On March 14, 2019, the Federal Constitutional Court found that the Rhineland-Palatinate Regional Social Court had violated fundamental rights in summary proceedings concerning the assessment of the benefit entitlements of a person with disabilities. Subsequently, the Regional Social Court corrected its case law on May 10, 2019 and provisionally and temporarily granted the requested funds until September. The complainant Markus Igel has been fighting for years for his right to lead a self-determined life outside an institution as a person with disabilities. With the help of a personal budget, he employs assistants as an employer and thus shapes his own care and life. People with disabilities often have to fight for an appropriate amount of the personal budget in court proceedings that last for years: In Markus Igel's case, not a single first-instance judgment on the merits has been issued in five years. Until the conclusion of the court proceedings, however, authorities often de facto force beneficiaries to live in institutions by paying out a budget that is too low - and thus largely forego an individual lifestyle.

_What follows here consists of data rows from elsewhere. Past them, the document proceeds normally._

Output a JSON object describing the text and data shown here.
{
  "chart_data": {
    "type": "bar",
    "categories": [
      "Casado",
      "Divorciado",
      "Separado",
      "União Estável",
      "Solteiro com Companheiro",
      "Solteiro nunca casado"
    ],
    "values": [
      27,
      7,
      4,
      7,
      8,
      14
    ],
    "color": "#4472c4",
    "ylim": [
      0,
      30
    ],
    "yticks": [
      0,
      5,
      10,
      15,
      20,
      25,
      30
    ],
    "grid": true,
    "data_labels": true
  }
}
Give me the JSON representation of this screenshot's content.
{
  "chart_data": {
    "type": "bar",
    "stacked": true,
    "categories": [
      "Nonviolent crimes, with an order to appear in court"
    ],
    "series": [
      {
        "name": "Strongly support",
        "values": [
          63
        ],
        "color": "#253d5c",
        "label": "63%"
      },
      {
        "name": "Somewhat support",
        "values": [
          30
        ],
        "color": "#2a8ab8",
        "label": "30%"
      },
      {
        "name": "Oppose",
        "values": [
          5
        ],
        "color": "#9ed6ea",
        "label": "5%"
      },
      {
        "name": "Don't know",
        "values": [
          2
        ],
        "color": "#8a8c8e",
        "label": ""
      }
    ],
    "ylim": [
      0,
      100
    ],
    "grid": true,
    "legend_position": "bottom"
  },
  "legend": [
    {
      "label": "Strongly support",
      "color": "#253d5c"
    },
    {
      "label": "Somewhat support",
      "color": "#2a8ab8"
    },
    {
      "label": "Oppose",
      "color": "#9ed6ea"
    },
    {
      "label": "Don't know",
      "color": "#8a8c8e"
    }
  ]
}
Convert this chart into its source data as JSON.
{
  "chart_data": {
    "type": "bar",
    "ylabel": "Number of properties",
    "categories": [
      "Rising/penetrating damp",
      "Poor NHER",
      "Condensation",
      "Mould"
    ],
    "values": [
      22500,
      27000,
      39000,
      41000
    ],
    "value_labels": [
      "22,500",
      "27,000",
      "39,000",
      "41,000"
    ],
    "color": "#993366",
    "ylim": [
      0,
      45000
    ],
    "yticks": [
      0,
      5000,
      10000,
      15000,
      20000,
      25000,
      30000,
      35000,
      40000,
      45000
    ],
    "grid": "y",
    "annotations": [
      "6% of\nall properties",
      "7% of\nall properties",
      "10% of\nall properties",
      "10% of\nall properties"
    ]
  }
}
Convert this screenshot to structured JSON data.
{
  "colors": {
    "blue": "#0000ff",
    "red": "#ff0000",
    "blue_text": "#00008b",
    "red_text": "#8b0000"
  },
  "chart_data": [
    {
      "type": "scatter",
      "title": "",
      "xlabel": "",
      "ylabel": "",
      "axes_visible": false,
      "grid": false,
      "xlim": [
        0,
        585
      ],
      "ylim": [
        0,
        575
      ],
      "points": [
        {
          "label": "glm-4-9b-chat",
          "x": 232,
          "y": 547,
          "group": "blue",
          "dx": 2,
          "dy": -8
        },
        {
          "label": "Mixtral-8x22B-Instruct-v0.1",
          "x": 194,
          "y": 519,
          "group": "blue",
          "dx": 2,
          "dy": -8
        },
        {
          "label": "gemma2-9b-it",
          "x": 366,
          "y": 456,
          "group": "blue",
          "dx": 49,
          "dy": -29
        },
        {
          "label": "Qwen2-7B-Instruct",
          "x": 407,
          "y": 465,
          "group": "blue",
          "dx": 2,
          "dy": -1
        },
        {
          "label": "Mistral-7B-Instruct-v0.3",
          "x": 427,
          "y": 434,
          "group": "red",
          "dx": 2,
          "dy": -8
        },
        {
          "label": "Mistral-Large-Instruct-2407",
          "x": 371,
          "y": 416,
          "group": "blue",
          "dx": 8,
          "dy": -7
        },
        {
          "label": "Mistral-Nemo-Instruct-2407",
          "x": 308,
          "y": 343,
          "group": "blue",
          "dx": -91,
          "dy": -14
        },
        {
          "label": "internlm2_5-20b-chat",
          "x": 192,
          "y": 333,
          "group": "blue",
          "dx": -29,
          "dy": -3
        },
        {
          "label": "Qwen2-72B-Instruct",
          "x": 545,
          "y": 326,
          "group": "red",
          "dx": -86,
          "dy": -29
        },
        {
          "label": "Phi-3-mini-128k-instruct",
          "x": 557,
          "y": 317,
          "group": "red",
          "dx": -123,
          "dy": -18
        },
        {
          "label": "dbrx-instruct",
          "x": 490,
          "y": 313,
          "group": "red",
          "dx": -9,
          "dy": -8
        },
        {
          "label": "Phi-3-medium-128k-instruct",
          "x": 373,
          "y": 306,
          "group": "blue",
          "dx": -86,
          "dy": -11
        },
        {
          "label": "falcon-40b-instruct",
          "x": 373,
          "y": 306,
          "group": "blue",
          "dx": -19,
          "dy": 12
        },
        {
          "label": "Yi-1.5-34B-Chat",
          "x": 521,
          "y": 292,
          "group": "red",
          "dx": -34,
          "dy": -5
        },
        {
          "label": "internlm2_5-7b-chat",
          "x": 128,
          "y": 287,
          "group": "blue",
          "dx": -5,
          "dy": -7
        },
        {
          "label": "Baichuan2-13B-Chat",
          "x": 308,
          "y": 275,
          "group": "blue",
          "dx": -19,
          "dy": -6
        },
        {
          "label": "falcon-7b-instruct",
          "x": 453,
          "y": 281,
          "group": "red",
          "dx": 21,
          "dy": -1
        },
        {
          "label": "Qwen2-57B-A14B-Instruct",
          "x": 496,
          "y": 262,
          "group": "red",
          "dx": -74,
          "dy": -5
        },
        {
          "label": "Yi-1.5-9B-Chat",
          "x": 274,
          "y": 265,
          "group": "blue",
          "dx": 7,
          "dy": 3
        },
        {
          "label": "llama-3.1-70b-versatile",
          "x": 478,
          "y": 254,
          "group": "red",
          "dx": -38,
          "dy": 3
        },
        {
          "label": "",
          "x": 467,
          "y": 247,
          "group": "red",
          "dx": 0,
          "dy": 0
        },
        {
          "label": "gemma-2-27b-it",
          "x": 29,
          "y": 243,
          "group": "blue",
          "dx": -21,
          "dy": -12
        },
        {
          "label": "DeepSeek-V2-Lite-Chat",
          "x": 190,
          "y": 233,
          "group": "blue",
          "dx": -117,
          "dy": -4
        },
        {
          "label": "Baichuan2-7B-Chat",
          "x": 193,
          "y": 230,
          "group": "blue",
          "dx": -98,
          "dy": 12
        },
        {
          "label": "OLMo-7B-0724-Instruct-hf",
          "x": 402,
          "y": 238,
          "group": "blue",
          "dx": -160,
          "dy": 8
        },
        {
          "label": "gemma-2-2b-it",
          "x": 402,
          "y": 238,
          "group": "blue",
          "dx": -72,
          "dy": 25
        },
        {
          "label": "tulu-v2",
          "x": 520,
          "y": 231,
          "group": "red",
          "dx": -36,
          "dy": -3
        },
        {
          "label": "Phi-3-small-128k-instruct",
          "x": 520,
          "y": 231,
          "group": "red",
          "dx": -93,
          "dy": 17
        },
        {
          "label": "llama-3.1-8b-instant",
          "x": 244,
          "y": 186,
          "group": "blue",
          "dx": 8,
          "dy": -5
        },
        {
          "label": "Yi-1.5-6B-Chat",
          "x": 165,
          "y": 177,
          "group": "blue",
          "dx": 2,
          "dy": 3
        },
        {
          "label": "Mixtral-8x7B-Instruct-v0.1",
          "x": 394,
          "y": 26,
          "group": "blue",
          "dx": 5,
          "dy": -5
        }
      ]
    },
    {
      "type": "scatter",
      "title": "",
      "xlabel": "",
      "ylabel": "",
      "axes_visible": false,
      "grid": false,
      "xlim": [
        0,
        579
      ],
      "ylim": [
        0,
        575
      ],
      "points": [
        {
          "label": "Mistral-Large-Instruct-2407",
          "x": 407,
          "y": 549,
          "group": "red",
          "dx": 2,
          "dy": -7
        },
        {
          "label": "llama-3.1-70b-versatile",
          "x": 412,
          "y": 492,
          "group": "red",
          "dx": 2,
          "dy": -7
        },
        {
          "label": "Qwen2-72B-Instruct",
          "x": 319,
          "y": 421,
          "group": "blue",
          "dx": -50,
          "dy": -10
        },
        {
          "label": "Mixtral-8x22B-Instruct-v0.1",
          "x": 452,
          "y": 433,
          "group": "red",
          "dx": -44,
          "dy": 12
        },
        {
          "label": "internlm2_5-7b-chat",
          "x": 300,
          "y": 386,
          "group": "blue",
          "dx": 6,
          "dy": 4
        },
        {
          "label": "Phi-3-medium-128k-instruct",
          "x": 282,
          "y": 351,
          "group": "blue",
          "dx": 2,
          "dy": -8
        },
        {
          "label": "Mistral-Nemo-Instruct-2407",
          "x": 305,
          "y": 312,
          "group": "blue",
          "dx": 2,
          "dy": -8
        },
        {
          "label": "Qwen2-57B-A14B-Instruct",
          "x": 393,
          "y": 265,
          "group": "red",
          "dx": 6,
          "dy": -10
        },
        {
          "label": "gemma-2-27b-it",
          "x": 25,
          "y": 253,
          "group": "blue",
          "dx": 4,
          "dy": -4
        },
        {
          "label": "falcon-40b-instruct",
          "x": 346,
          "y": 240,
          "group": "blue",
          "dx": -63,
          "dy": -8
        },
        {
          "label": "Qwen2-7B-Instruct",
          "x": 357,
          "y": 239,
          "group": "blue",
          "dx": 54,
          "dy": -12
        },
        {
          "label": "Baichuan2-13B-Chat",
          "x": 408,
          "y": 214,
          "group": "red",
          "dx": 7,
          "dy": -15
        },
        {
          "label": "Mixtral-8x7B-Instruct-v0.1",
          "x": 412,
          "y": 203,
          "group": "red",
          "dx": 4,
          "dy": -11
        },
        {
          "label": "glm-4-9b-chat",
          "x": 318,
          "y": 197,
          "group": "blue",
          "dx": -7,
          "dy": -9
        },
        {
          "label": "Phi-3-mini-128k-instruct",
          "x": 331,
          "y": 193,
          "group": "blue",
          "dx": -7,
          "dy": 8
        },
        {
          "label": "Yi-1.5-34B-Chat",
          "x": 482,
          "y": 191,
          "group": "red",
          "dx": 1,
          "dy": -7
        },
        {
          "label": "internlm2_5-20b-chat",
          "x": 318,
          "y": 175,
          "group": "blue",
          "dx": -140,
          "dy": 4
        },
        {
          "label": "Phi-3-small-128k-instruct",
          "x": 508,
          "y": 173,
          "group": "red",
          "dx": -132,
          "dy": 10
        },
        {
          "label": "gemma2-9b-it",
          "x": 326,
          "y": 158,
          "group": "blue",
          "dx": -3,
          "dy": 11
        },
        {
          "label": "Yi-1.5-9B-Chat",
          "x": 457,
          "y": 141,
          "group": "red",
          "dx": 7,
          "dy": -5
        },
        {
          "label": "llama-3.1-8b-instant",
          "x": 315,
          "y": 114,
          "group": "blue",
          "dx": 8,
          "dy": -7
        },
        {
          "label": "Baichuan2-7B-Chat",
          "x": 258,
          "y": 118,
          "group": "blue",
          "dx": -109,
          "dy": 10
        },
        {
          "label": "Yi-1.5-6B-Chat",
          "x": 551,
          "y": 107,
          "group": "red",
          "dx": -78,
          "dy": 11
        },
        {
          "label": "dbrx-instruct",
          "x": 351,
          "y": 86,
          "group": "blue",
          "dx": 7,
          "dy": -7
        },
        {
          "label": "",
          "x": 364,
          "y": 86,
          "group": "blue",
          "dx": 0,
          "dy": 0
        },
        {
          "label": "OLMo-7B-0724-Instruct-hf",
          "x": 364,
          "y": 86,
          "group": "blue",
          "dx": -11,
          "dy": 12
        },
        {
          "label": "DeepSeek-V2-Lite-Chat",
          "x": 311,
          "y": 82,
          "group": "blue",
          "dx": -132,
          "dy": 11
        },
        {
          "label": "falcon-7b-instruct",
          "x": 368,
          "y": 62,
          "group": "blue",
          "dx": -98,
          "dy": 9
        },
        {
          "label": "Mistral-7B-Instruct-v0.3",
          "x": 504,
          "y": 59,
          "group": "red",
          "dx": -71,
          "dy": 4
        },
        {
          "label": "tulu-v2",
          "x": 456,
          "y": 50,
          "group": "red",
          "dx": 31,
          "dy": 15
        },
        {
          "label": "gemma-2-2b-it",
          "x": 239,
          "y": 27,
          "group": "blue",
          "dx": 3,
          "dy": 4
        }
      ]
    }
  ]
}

Therefore, for Markus Igel, as for many others, the judicial summary proceedings are the only chance to receive the necessary amount for self-determined assistance. The authority, the Social Court of Mainz and also the Rhineland-Palatinate Regional Social Court simply did not deal with the detailed justification of the requested and initially granted amount. The constitutional complaint was therefore the last chance for him to obtain justice.


The GFF advised Markus Igel and his lawyer Dr. Oliver Tolmein on the constitutional complaint. The Federal Constitutional Court agreed with our opinion and found a violation of the right to effective legal protection. This is the second time that the Federal Constitutional Court has backed the complainant. It has now persuaded the Reinland-Pfalz Regional Social Court to provisionally grant the funds applied for.